Klugman would pull the ad, but not before candidly defending himself as a product of the Jewish community. A JCRC report described that “Mr. Klugman remained adamant that he was entitled to run this kind of an ad.”

“[Klugman] indicated that he had not created the situation on the North Side but that the Jewish community had created the situation for itself by having made a mass exodus from the area…therefore there was nothing wrong with an individual taking advantage of the situation.”

The Rift of Blame and Anti-Semitism

By the late 1960s, most Minneapolis-area Jews and Jewish institutions had left Near North, and accusations of Jewish real estate exploitation morphed into full-blown attacks.

In 1969, the newspaper of The Way, a Black community center in Near North established after the Plymouth Avenue unrest, published a scathing editorial.

“Just because we have seen many Jewish slumlords own the rat and roach tenements and make no attempt to make these dwellings fit for human dwelling and fight against it; we are called antisemitic,” the editorial read. “Jewish brothers, have no fear, we are not antisemitic…we will fight anyone that is or attempts to exploit the Black Community.”

But Jewish leaders had a tough time engaging with what felt, despite the denials, to be a wave of anti-Semitism. The conversation was irreconcilable. 

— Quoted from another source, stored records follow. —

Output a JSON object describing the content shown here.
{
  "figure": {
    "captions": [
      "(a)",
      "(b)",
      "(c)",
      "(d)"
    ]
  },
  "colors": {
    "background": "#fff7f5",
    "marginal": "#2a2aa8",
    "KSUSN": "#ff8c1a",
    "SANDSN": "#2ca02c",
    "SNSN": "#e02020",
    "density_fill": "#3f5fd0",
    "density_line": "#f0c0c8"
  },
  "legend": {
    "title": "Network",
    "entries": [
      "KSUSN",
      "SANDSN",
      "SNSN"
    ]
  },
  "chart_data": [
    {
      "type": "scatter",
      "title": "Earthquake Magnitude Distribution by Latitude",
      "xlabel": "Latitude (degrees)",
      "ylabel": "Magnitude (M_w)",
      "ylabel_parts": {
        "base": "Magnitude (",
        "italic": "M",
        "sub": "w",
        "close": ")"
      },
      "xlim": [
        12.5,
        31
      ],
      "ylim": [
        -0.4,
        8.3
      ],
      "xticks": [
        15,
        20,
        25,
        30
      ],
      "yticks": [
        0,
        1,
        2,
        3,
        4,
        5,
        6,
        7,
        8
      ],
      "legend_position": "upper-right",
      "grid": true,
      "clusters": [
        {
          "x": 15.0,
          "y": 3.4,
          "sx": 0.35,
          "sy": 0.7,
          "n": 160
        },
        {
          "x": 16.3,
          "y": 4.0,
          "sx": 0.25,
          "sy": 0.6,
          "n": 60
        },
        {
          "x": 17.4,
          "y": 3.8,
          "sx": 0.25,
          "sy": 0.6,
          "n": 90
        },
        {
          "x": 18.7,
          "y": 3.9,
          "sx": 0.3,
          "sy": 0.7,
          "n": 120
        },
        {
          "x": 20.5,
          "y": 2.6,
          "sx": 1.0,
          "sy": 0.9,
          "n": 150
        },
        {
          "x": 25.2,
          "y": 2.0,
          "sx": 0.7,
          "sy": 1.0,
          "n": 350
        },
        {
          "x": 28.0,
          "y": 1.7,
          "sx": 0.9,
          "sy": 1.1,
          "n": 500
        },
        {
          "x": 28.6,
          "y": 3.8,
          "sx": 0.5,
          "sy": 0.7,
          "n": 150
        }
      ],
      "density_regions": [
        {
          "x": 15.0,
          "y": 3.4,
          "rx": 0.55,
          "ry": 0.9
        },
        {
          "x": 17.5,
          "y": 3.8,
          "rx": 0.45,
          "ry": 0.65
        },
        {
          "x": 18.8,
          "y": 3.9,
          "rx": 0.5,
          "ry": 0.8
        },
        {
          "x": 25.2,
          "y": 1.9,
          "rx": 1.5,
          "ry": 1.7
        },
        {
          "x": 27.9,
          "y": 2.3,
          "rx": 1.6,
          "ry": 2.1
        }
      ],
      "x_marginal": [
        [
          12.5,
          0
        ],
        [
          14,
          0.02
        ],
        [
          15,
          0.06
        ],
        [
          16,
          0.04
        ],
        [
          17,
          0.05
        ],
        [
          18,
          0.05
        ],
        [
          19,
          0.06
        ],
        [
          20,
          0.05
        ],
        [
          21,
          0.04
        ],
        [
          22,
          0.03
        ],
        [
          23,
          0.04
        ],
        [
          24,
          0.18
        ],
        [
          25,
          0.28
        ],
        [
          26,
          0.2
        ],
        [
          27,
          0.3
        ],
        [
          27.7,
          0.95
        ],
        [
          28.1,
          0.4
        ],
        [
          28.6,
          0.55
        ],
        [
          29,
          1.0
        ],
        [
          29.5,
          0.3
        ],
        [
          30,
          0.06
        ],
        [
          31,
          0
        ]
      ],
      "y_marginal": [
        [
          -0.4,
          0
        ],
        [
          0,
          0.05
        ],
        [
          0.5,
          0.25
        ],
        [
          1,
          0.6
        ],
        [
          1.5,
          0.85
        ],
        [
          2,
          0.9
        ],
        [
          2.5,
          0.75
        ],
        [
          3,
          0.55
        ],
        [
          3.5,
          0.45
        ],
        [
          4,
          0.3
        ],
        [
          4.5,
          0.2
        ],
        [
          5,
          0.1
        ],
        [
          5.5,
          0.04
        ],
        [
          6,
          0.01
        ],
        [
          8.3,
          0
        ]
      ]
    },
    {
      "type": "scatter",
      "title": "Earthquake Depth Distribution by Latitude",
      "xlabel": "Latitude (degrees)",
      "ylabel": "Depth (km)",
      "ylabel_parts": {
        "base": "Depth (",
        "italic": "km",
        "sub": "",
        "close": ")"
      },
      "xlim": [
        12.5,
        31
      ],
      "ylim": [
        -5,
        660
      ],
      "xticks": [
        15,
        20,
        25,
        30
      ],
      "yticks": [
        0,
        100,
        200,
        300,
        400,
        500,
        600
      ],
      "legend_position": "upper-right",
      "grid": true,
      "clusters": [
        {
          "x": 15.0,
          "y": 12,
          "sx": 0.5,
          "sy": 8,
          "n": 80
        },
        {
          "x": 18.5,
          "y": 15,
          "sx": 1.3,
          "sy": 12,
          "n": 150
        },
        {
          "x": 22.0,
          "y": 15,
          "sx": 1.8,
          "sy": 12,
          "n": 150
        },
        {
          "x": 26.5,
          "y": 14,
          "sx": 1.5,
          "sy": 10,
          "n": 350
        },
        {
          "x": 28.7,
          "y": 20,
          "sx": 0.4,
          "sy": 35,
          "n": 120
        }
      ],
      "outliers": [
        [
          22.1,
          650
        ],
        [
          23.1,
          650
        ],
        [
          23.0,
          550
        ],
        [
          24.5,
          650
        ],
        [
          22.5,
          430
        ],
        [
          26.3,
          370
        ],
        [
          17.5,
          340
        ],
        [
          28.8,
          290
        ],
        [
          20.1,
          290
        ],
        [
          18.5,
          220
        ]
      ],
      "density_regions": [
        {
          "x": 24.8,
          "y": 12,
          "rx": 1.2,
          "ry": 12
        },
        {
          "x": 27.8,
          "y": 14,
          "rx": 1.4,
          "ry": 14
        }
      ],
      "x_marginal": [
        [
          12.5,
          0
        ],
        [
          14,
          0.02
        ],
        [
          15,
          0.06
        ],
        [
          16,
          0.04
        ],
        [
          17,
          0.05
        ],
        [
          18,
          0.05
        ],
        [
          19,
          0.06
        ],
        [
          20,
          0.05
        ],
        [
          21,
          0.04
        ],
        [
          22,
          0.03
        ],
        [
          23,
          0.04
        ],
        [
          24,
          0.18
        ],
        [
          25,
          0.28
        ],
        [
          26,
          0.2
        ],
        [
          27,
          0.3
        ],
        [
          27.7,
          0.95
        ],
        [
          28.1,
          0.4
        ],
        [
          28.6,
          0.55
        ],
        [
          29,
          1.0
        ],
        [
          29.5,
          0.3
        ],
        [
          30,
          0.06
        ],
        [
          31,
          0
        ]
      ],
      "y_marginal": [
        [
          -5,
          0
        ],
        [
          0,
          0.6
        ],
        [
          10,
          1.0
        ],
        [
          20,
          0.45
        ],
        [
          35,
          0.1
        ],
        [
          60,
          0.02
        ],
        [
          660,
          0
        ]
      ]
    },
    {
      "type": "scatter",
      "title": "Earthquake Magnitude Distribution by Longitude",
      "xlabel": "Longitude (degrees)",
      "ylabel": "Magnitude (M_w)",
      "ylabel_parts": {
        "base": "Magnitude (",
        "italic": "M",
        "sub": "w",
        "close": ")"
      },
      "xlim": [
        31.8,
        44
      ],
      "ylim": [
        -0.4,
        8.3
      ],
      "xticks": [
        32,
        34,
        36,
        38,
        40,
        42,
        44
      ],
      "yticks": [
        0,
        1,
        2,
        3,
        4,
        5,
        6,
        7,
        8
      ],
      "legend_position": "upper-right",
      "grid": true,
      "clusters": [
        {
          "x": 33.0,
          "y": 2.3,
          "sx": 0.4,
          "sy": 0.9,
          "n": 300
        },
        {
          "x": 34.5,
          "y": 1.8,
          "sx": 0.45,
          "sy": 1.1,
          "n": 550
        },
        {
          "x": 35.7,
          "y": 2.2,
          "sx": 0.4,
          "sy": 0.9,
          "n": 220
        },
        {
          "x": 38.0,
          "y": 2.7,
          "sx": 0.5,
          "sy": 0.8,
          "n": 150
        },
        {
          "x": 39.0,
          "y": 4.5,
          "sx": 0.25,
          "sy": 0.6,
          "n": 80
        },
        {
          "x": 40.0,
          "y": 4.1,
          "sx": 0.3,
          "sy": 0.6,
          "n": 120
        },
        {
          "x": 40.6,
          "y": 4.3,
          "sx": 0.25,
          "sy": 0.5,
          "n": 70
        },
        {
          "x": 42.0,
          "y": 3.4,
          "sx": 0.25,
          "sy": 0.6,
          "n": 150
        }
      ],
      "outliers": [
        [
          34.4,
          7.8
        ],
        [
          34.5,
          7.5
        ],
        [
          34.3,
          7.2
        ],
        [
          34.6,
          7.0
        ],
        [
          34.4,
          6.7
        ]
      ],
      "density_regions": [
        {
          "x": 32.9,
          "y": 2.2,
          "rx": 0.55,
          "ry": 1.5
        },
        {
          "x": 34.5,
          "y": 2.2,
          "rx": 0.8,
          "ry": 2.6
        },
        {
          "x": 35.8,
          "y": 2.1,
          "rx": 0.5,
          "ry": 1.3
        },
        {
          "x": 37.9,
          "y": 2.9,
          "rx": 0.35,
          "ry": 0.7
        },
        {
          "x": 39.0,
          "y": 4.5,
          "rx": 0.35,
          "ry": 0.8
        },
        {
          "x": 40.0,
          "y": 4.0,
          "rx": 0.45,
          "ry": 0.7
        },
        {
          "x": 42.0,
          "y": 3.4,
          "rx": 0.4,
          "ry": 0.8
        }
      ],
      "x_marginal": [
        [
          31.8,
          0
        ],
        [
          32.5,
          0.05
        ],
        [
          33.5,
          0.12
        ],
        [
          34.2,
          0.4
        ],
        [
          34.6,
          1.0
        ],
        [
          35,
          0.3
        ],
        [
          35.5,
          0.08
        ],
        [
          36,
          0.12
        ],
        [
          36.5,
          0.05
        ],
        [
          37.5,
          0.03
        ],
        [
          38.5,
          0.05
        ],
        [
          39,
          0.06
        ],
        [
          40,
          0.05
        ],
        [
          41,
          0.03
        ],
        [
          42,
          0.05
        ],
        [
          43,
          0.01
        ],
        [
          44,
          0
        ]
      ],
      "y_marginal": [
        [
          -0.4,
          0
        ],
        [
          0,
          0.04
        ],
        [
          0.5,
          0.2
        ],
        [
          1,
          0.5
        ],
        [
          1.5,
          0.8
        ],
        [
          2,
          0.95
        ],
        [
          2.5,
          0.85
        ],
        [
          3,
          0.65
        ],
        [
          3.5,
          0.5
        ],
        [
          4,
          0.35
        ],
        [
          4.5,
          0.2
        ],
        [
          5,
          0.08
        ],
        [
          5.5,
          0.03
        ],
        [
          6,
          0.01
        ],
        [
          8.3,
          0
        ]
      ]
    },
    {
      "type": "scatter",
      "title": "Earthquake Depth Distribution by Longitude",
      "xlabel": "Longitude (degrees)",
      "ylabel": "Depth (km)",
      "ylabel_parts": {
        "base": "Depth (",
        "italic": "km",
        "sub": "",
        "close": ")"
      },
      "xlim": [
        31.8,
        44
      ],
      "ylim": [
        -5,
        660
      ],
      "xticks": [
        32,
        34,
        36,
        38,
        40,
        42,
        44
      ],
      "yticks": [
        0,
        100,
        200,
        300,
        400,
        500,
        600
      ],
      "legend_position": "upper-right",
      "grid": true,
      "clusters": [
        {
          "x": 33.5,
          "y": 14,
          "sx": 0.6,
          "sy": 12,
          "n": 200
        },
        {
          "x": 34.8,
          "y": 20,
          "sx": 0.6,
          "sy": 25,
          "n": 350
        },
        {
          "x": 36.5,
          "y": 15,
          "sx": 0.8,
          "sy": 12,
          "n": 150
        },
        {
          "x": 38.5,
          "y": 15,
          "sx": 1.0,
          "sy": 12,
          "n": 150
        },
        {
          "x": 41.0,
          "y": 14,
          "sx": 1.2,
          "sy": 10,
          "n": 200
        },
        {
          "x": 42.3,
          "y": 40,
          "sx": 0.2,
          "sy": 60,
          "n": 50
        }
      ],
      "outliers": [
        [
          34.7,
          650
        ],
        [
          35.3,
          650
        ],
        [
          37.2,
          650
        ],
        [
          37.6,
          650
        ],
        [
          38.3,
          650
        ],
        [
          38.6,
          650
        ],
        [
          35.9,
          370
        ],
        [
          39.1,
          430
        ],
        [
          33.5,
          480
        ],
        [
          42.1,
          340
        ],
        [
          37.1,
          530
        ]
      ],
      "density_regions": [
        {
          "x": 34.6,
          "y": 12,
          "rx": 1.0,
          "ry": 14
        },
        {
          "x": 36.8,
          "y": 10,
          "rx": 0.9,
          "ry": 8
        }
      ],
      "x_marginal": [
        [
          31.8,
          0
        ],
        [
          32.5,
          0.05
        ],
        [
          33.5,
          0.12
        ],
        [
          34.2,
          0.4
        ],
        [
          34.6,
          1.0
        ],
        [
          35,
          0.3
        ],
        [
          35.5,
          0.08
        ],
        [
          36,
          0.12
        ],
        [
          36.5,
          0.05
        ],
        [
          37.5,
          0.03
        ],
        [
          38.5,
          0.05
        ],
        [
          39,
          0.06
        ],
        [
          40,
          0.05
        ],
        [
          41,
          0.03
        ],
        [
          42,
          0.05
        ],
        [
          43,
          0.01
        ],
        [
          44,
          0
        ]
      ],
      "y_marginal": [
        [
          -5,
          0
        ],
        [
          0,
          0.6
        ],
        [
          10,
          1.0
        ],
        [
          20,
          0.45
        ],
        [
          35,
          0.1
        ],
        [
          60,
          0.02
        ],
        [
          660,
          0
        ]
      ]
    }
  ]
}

“We had all kinds of bitter attacks by the Blacks on ‘the Rothschilds of the North Side.’ They never said, ‘the Jews.’ It was ‘the Rothschilds,’” said Rabbi Kassel Abelson, then-rabbi of Beth El, in an interview with the St. Louis Park Oral History Project

“They were talking, ‘Every revolution has to have its bloodshed.’ I remember responding, ‘But, you’re talking about my blood and I’m not going to shed it.’ So, there were bitter exacerbated feelings that grew and were never bridged between the Jews of the North Side and the Blacks.”

Across the country, as versions of the Near North story played out in other cities, those feelings stayed unresolved.